L’étrange individu s’empara de mes tickets d’un geste vif, indiquant comme un « Aucun remboursement possible » qui n’inspirait pas confiance. Il fit de même avec Ambroise, à qui j’adressai un coup de coude.
« Allez, on croise les doigts pour être plus chanceux que… le reste du temps ! »
Je ne parvenais toujours pas à deviner s’il s’agissait d’un comédien ou bien d’un vrai type louche profitant de la Foire. Mais sa roue semblait équitable, alors aucune raison de douter de son honnêteté.
« Préparez-vous, jeunes clients, je tourne ! »
Il donna un grand coup dans la roue pour la mettre en mouvement. De petites loupiotes s’allumèrent sur ses bords, jusqu’à ralentir, et ralentir, et… Mise doublée !
« La chance vous sourit, jeune homme.
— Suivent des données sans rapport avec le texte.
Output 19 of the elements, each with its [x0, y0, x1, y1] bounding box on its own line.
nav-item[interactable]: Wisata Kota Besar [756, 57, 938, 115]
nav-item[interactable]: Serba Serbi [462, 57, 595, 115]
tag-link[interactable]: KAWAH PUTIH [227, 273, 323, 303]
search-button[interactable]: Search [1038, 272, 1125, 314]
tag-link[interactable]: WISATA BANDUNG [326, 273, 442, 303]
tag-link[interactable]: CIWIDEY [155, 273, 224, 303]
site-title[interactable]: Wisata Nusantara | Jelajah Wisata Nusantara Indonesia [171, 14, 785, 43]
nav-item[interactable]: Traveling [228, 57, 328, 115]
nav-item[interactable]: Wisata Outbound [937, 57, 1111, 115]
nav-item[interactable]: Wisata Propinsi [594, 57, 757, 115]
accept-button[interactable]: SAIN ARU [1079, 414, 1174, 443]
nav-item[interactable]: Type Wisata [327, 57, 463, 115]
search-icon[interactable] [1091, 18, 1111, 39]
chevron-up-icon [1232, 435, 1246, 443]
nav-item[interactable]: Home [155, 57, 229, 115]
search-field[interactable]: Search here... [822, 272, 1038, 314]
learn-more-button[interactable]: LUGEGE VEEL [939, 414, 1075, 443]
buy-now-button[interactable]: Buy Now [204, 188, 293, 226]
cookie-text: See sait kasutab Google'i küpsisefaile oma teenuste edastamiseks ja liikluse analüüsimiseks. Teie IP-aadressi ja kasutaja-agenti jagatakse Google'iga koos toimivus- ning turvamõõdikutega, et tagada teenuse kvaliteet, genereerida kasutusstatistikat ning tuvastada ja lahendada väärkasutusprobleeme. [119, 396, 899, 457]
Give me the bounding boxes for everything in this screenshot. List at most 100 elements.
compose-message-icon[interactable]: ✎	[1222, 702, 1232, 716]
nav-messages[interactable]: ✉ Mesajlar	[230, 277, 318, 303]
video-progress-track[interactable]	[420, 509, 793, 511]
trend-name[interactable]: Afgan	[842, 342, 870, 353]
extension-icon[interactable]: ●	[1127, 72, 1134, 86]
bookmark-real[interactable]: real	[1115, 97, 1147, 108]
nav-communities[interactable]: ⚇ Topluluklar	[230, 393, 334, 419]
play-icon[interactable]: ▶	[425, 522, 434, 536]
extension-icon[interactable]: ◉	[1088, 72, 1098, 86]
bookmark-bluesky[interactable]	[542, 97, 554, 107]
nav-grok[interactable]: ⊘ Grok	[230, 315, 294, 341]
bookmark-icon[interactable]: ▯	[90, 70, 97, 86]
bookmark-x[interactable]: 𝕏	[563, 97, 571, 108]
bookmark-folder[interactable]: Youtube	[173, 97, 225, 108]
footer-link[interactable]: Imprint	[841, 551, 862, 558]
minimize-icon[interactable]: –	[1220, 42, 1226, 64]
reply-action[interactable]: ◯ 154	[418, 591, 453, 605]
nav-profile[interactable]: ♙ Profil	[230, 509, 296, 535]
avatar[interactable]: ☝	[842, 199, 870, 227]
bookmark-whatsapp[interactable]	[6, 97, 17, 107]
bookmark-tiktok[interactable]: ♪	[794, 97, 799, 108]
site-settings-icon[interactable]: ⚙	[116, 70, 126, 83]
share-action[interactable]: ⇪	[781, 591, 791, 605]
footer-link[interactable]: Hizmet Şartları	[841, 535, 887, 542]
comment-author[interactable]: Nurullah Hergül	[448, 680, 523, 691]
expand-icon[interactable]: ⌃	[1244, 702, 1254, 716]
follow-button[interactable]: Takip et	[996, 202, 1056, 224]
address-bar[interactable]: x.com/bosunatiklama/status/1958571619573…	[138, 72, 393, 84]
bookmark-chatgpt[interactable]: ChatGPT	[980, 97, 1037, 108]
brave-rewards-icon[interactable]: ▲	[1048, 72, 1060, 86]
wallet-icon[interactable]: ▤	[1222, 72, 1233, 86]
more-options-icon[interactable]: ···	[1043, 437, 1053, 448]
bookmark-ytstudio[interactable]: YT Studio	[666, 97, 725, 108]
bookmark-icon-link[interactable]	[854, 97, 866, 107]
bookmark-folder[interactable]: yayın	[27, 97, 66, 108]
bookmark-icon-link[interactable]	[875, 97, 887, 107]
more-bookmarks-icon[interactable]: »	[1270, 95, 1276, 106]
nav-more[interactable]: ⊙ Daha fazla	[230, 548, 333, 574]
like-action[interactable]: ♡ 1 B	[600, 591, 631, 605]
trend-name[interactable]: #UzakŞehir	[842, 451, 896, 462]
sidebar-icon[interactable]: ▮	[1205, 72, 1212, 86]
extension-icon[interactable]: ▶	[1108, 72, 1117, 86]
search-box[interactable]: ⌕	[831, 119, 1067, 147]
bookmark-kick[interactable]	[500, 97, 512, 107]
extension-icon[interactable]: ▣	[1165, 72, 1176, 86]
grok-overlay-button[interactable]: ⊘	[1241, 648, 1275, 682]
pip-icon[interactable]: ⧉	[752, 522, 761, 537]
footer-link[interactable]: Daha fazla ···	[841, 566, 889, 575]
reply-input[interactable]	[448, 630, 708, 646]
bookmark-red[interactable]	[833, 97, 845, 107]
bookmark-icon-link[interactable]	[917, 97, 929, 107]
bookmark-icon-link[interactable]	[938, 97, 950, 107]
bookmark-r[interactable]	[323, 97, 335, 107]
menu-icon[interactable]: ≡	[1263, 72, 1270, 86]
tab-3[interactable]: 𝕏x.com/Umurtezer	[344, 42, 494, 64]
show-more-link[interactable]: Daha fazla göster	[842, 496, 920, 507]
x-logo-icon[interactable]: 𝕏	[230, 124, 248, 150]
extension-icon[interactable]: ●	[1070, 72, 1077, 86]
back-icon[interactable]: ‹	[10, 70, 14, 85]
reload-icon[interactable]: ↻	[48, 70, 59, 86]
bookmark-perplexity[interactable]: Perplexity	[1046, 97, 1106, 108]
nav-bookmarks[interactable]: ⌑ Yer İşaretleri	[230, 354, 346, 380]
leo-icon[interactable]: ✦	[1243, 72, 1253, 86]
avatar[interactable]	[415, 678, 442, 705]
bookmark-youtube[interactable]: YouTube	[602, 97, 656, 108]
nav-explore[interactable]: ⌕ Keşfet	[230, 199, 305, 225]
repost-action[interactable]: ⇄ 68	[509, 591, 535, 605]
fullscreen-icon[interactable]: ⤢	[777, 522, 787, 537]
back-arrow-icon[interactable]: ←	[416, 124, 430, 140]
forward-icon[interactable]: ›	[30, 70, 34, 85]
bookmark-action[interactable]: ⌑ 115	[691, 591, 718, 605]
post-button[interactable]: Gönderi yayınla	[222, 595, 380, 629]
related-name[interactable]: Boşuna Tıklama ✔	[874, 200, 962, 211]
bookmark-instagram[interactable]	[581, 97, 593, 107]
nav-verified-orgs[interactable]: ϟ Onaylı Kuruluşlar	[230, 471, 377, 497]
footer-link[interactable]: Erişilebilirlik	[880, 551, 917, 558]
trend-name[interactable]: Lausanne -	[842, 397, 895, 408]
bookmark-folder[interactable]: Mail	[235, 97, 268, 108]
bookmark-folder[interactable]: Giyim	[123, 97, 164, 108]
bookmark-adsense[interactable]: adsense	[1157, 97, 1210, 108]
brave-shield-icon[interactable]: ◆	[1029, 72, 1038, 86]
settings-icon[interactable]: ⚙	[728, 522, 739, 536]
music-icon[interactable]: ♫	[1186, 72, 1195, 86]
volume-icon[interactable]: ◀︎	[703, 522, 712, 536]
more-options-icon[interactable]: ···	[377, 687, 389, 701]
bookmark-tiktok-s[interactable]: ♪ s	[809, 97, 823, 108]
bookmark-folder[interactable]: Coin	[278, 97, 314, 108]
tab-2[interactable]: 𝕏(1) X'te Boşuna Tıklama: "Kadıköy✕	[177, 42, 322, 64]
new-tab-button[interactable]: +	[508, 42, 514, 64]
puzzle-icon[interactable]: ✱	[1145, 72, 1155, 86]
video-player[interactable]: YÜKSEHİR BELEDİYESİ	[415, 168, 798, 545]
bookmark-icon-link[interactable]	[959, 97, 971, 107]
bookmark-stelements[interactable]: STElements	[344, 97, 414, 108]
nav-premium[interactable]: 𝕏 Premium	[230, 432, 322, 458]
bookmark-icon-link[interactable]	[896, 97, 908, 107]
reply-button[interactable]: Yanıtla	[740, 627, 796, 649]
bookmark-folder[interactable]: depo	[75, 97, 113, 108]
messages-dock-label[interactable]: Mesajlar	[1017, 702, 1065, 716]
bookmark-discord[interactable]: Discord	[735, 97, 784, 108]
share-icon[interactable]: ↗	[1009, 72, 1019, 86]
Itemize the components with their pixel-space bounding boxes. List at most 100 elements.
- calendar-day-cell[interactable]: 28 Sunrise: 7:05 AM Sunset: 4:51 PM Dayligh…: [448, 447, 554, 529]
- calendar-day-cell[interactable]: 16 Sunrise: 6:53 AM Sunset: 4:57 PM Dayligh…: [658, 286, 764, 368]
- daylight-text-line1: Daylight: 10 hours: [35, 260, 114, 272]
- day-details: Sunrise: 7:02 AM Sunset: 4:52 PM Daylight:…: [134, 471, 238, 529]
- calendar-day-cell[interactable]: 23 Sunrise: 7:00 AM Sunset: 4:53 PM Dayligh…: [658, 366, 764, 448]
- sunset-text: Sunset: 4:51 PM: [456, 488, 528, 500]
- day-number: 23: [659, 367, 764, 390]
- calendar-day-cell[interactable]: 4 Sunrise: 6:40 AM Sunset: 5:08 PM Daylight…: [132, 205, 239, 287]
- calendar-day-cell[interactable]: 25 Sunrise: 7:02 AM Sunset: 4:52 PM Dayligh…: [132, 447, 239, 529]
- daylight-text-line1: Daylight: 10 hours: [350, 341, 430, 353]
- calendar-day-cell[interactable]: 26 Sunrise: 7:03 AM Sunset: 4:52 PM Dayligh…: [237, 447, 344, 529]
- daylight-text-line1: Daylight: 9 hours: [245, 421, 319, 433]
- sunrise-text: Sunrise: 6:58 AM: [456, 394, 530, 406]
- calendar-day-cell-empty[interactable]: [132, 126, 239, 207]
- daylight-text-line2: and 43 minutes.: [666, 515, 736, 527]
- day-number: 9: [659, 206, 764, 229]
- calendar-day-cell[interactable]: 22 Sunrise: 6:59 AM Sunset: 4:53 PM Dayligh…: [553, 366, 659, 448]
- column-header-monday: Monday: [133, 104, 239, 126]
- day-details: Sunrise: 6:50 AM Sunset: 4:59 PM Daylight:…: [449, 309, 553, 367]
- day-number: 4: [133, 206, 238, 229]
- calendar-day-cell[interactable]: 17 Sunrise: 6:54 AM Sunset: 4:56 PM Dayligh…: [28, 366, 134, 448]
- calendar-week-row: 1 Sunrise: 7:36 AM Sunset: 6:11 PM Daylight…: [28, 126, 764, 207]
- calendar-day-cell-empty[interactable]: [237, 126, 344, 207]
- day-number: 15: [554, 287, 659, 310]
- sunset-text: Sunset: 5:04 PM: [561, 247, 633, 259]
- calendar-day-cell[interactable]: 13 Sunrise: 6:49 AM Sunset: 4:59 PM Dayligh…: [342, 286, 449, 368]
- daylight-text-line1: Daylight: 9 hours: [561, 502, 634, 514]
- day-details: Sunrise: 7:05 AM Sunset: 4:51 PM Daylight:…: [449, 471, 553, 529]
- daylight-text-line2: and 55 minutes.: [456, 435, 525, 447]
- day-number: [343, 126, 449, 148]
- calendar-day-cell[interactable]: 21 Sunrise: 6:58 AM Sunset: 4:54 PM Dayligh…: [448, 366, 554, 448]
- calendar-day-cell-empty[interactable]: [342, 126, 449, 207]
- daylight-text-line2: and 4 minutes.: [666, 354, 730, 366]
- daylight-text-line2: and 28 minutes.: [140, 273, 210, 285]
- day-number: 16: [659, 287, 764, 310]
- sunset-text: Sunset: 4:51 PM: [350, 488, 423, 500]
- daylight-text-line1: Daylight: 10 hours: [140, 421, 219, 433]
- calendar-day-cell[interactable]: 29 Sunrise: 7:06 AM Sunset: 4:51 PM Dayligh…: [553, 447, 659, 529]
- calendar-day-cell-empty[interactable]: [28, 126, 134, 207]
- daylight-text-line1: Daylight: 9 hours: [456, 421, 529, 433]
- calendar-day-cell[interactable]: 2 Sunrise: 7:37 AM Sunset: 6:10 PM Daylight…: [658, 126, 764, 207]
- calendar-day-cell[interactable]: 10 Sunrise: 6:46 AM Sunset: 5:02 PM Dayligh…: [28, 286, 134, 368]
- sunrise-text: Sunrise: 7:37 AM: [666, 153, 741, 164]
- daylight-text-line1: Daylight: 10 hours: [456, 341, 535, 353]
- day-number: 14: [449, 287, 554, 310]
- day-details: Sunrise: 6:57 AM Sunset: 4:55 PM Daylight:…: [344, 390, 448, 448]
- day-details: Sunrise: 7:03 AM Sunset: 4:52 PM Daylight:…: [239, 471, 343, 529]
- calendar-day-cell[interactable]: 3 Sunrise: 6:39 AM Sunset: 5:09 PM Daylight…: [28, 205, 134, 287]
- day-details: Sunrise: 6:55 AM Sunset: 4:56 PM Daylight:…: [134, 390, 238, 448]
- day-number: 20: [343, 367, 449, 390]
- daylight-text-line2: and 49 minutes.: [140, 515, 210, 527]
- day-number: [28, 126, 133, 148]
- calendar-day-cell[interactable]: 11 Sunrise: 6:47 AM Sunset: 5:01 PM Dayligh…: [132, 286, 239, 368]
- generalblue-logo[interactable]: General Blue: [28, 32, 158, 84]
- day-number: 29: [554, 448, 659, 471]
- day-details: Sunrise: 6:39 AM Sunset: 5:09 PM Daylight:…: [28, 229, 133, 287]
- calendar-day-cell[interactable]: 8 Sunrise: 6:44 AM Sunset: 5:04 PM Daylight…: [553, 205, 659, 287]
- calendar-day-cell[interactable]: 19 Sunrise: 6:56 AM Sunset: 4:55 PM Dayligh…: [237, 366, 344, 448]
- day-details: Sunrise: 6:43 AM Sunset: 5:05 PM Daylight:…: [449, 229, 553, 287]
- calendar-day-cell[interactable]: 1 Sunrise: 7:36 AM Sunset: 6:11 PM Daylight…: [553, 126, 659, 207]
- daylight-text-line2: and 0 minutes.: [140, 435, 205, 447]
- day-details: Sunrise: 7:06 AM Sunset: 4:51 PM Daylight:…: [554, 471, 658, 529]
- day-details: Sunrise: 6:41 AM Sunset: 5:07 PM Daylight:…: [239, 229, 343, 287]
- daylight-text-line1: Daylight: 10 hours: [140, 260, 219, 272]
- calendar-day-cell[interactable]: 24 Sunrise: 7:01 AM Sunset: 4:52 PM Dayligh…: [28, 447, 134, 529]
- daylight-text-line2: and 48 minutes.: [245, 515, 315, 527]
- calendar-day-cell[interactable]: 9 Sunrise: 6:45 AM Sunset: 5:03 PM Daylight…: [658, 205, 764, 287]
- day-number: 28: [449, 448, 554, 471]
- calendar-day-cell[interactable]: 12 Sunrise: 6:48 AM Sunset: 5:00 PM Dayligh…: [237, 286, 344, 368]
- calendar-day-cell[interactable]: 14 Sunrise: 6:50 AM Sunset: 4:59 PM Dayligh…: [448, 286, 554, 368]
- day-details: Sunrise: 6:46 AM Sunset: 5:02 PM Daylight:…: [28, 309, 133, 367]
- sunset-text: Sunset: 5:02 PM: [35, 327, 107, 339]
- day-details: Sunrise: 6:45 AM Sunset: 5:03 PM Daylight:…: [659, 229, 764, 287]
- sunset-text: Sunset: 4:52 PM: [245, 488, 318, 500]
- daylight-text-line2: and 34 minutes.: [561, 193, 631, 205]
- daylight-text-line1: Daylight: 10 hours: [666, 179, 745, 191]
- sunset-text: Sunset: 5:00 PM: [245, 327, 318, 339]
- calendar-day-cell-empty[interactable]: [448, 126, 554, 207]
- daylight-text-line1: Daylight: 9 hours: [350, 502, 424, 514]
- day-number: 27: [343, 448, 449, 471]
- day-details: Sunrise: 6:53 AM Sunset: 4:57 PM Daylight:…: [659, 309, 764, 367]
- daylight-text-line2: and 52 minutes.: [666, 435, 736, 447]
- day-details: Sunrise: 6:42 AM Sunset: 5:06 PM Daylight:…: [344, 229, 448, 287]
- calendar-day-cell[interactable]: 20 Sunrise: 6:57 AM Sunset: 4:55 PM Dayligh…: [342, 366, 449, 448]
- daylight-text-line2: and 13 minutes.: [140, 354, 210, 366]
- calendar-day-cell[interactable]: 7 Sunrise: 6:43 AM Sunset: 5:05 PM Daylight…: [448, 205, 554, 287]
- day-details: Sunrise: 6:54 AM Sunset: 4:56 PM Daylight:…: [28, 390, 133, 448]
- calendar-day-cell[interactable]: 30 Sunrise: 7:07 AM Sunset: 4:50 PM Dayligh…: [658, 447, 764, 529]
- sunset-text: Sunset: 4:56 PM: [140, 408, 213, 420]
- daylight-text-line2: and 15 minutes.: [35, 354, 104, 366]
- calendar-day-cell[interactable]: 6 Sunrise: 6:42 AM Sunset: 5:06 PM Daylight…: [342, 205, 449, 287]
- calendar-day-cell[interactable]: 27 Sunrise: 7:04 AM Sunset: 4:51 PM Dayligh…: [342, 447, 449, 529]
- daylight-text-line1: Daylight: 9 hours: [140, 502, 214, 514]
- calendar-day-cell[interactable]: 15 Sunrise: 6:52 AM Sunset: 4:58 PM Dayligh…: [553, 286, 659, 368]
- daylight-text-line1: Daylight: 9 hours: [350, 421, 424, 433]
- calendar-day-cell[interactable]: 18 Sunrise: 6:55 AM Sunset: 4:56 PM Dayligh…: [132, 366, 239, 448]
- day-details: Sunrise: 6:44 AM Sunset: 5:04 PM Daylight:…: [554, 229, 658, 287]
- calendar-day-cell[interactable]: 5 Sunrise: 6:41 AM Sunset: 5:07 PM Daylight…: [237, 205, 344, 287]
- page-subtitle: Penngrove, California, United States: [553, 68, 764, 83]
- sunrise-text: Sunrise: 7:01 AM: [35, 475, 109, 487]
Voilà votre gain. »
Pas de doute, il était honnête. J’étais très surpris, mais aussi ravi d’avoir tiré ce résultat ! Je ne savais toujours pas quoi faire de mes tickets, mais je finirai bien par trouver, quitte à en offrir certains. Ambroise n’eut pas la même veine que moi. Je posai une main sur son épaule et lui souris.
« Tu veux retenter ? Désolé pour toi… »
Puis dans mon champ de vision, un Rattatac apparut et sembla menaçant envers Ambroise qui n’était pas trop loin. Sans faire aucun geste brusque, je lui indiquai du doigt le danger. Soit nous rentrions en vitesse, soit il se rapprochait de l’autre côté du stand, mais il ne pouvait pas rester là.